TRIBUNNEWS.COM KETAPANG, -Pasien demam berdarah dengue (DBD)di Rumah sakit RSUD Agoes Djam Ketapang membludak. Sejumlah bangsal-bangsal anak yang tersedia di rumah sakit milik daerah tersebut sudah terisi penuh, bahkan ada satu kamar yang berisi hingga lima orang pasien.

Dari daftar di ruangan pasien Unit Pelayanan Farmasi ( UPF ) anak, RSUD Agoesdjam Ketapang, sebanyak 30 pasien DBD mendapat perawatan, 20 pasien dari Ketapang dan 10 berasal dari Kayong Utara.

"Memang banyak pasien anak-anak kena DBD, bahkan ada dari Kabupaten Kayong Utara (KKU) juga,’’ Kata salah satu perawat jaga singkat.

Sadikin (34), orang tua pasien DBD mengatakan, anaknya Shadiq, yang baru
berusia enam bulan sudah empat hari di opname di RSUD Agoesdjam Ketapang karena terserang DBD.

‘’Alhamdullilah kesehatan anak saya sekarang sudah mulai membaik. Hari sabtu
(10/11) (Kemarin Red) kata dokter anak saya sudah boleh pulang,’’ Kata Sadikin Sabtu (10/11) di di temuai di rumah sakit.

Sadikin mengatakan, pelayanan di RSUD Ketapang ini boleh dikatakan bagus, namun masalah air masih menjadi keluhan karena kran dalam kamar mandi di ruangan pasien sering macet.

“Pasien DBD anak-anak banyak masuk ke rumah sakit ini, bahkan kemarin pasien DBD sempat tidak kebagian kamar dan terpaksa berada dilorong luar kamar, sekarang ini sudah banyak yang pulang,’’ Ungkapnya.

Warga Desa Padu Banjar Kecamatan Simpang Hilir Kabupaten Kayong Utara ini mengungkapkan, ia jauh-jauh dari KKU membawa anaknya ke rumah sakit Ketapang ini agar cepat dapat penangganan medis karena di KKU belum ada rumah sakit. Sementara di KecamatanSimpang Hilir DBD mulai banyak menyerang anak-anak bahkan ada yang sampai meninggal dunia.

‘’ Di daerah saya kemarin saja, ada anak yang meninggal karena DBD. Karena tidak ada tindakan penanganan yang cepat, dan antisipsai dari pemda setempat untuk merespon penyakit DBD ini sangat lamban untuk melakukan pencegahan dini. Kita jadi kesal juga kalau seperti itu,’’ Katanya.

Hal yang sama juga diungkapkan Endang (35) ibu dari pasien bernama Riko (3,8 ) anaknya juga terserang DBD dan harus menjalani rawat inap di rumah sakit. Ia rela berdesakan dalam kamar pasien karena dalam satu kamar ada 5 pasien yang harus dirawat.

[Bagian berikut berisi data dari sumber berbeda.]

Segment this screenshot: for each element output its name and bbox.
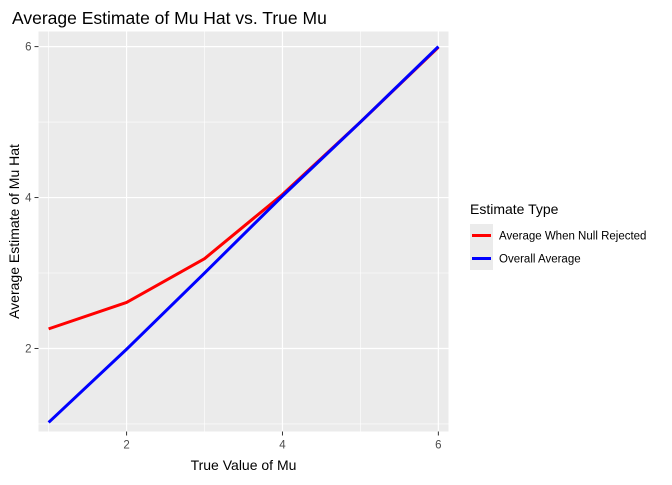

“Saya mengunakan Surat Keterangan Tanda Miskin (SKTM) agar biaya berobat anak saya bisa murah.Tapi masih juga agak mahal,’’ Kata Endang.

Direktur RSUD Agoesdjam Ketapang, Djoko Hartono saat dikonfirmasi tidak berada diruangnya.

‘’Bapak lagi tidak ada, dak tau kemana,’’ Kata salah satu stap.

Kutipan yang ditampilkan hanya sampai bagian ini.